Twenty- five years later, food insecurity has continued to grow throughout the country. The increasing unemployment in the pandemic have worsened the crisis.
The population of the Town of Union Bridge Maryland is 964 and encompasses 1 square mile. Settled by Quakers, Union Bridge began as a farming community. Food production is no longer the major source of employment. The median income is lower than surrounding cities. According to the 2010 census – 394 households were counted and 34% had children under the age of 18.
When the locally owned and operated grocery store closed in 2008, it not only deprived local teens their first job opportunity but ushered in the term: food desert.
To help meet the food needs of families in town, members of St. James Lutheran Church joined with Dream Big Union Bridge to create a Food Pantry. Pipe Creek Quaker Meeting provides fresh vegetables raised in the community garden.
Almost 30,000,000 school aged children qualify for free/reduced price lunches.
Throughout the school year, 45% of students receive breakfast and lunch. Closing schools for vacations, snow, and now a pandemic – leaves many children hungry.
With the help of a town council member, we were able to create a local feeding site for curbside pick-up of breakfast/lunch. As the quarantine continues, the line of cars increases.
In other towns, residents are converting their Little Free Library into Covid 19 pantries. http://www.littlefreepantry.org
May 6: Schools closed for the remainder of the year.
Extending My Circle of Care
Making “virtual” art is a challenge. I have a weekly craft hour with a five year old via Facetime. Fortunately, she is more skilled with how to use the technology than I am – and has more patience with it.
I decided to create ‘Take and Make’ bags for the neighborhood school-aged children. I scoured my studio for supplies, solicited toilet paper tubes from everyone, scrounged crayons, tape, scissors, coffee filters. I included directions for projects and links for more ideas. I wore gloves to assemble the materials into individual brown paper bags. Out of an abundance of caution: All materials sat for a week in my studio. They were distributed at the Food Bank.
Governor Hogan was right. We are all in this together
Going in Circles
I struggled with the decision to make my annual trek to Maine. In 2007, I returned to Peaks Island to create a memorial for my Dad. https://vimeo.com/29998120 More recently to share in the care of my Mother before she died.

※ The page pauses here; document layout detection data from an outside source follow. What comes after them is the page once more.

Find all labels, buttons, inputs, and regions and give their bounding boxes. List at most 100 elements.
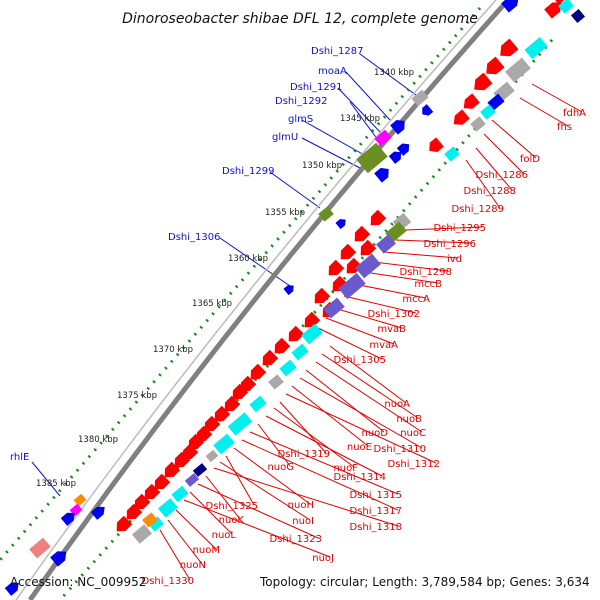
gene-block bbox=[192, 463, 208, 477]
gene-label: nuoI bbox=[292, 516, 314, 527]
gene-label: nuoA bbox=[384, 399, 410, 410]
gene-block bbox=[338, 272, 366, 300]
gene-block bbox=[142, 512, 158, 528]
leader-line bbox=[31, 461, 61, 497]
gene-arrow bbox=[544, 2, 562, 19]
gene-label: Dshi_1306 bbox=[168, 232, 220, 243]
tick-label: 1355 kbp bbox=[265, 208, 305, 218]
tick-label: 1360 kbp bbox=[228, 254, 268, 264]
gene-arrow bbox=[360, 239, 377, 256]
gene-arrow bbox=[304, 311, 321, 328]
gene-arrow bbox=[144, 483, 161, 500]
gene-label: ivd bbox=[447, 254, 462, 265]
gene-label: Dshi_1323 bbox=[270, 534, 322, 545]
tick-label: 1380 kbp bbox=[78, 435, 118, 445]
leader-line bbox=[167, 519, 203, 565]
gene-arrow bbox=[116, 515, 133, 532]
gene-arrow bbox=[154, 473, 171, 490]
gene-arrow bbox=[196, 425, 213, 442]
genome-summary-text: Topology: circular; Length: 3,789,584 bp… bbox=[259, 575, 590, 589]
leader-line bbox=[329, 345, 407, 404]
gene-arrow bbox=[396, 143, 410, 156]
gene-block bbox=[323, 297, 345, 319]
gene-block bbox=[470, 116, 486, 132]
tick-label: 1385 kbp bbox=[36, 479, 76, 489]
gene-label: moaA bbox=[318, 66, 347, 77]
gene-block bbox=[268, 374, 284, 390]
gene-arrow bbox=[182, 443, 199, 460]
gene-block bbox=[487, 93, 505, 111]
gene-arrow bbox=[388, 151, 402, 164]
gene-label: mvaB bbox=[377, 324, 406, 335]
gene-arrow bbox=[500, 38, 519, 57]
gene-arrow bbox=[126, 503, 143, 520]
gene-block bbox=[291, 343, 309, 361]
leader-line bbox=[373, 261, 449, 272]
gene-block bbox=[376, 234, 396, 254]
gene-label: nuoE bbox=[347, 442, 372, 453]
leader-line bbox=[349, 101, 379, 141]
gene-block bbox=[249, 395, 267, 413]
leader-line bbox=[483, 133, 525, 175]
backbone-ring bbox=[15, 0, 510, 600]
gene-label: Dshi_1299 bbox=[222, 166, 274, 177]
gene-label: Dshi_1298 bbox=[400, 267, 452, 278]
gene-block bbox=[227, 412, 253, 436]
gene-arrow bbox=[429, 137, 444, 152]
gene-arrow bbox=[486, 56, 505, 75]
gene-arrow bbox=[453, 109, 470, 125]
leader-line bbox=[345, 71, 391, 121]
leader-line bbox=[305, 369, 385, 433]
leader-line bbox=[291, 385, 369, 447]
gene-arrow bbox=[134, 493, 151, 510]
gene-arrow bbox=[370, 209, 387, 226]
gene-label: nuoH bbox=[288, 500, 314, 511]
leader-line bbox=[265, 415, 383, 477]
tick-label: 1370 kbp bbox=[153, 345, 193, 355]
leader-line bbox=[317, 327, 383, 360]
gene-arrow bbox=[240, 375, 257, 392]
gene-arrow bbox=[328, 259, 345, 276]
leader-line bbox=[337, 87, 383, 135]
gene-block bbox=[558, 0, 574, 14]
gene-label: nuoK bbox=[219, 515, 245, 526]
gene-label: nuoG bbox=[267, 462, 294, 473]
leader-line bbox=[175, 509, 217, 550]
leader-line bbox=[531, 83, 583, 113]
gene-label: Dshi_1295 bbox=[434, 223, 486, 234]
gene-arrow bbox=[214, 405, 231, 422]
leader-line bbox=[315, 361, 423, 433]
leader-line bbox=[183, 499, 331, 558]
map-title: Dinoroseobacter shibae DFL 12, complete … bbox=[122, 11, 478, 27]
gene-block bbox=[444, 146, 460, 162]
gene-label: Dshi_1315 bbox=[350, 490, 402, 501]
gene-label: Dshi_1289 bbox=[452, 204, 504, 215]
leader-line bbox=[491, 119, 537, 159]
backbone-line bbox=[27, 0, 510, 600]
leader-line bbox=[273, 407, 355, 468]
gene-label: rhlE bbox=[10, 452, 29, 463]
tick-dot-ring bbox=[0, 7, 482, 561]
leader-line bbox=[301, 119, 367, 157]
gene-block bbox=[279, 359, 297, 377]
leader-line bbox=[279, 401, 327, 454]
gene-label: Dshi_1296 bbox=[424, 239, 476, 250]
gene-block bbox=[505, 57, 531, 83]
gene-arrow bbox=[501, 0, 519, 13]
leader-line bbox=[383, 251, 459, 259]
gene-arrow bbox=[314, 287, 331, 304]
gene-label: Dshi_1287 bbox=[311, 46, 363, 57]
gene-block bbox=[73, 493, 87, 507]
gene-arrow bbox=[224, 395, 241, 412]
gene-label: nuoF bbox=[333, 463, 358, 474]
leader-line bbox=[519, 97, 569, 127]
gene-arrow bbox=[374, 168, 389, 183]
gene-label: glmS bbox=[288, 114, 313, 125]
backbone-inner-line bbox=[15, 0, 497, 600]
gene-label: Dshi_1319 bbox=[278, 449, 330, 460]
tick-label: 1375 kbp bbox=[117, 391, 157, 401]
gene-label: mvaA bbox=[369, 340, 398, 351]
gene-block bbox=[570, 8, 586, 24]
leader-line bbox=[269, 171, 321, 209]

I have spent the summers creating with others – music, plays, gardens, art. Making the decision to drive to Maine was influenced by my commitment to write and produce a play to celebrate the Maine Bicentennial and raise monies for island scholarships.

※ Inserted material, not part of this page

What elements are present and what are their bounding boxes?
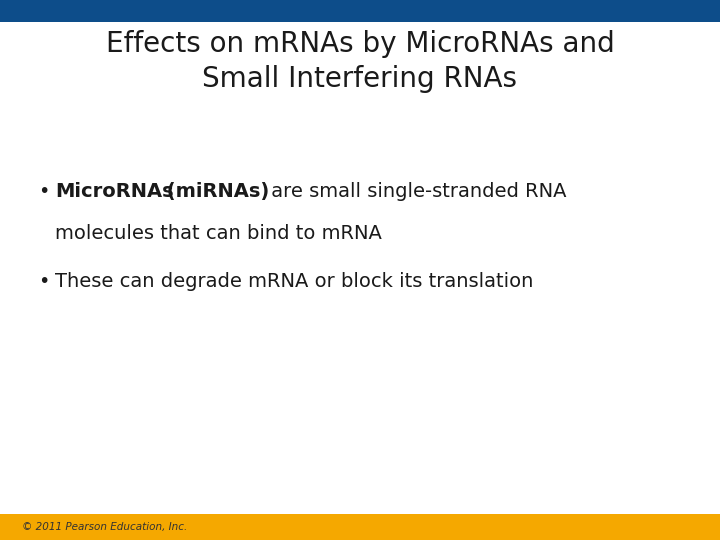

Maine’s Governor Mills decided to institute strict restrictions to help stave off the spread of the virus.
There is a mandatory 2-week quarantine for out-of-staters upon arrival in Maine.

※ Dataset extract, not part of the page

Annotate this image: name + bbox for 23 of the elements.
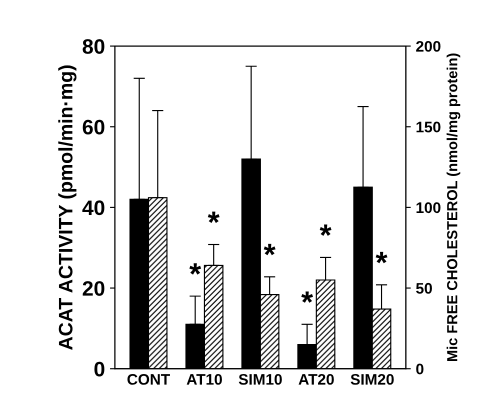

I weighed the risks, to not only myself, but to others in my Maine circle of care .
My friends were more concerned that during the 12 hour drive, rest stops would be closed. *
I was more concerned about missing the last ferry and having to spend the night sleeping in my car.
As I crossed the border from New Hampshire into Maine, I read the sign:
Maine Welcome Home.
But will home be the same?
* My friends were correct – rest rooms and rest stops were closed necessitating detours into towns with ‘welcoming gas stations.” The 10 hour drive extended to 12.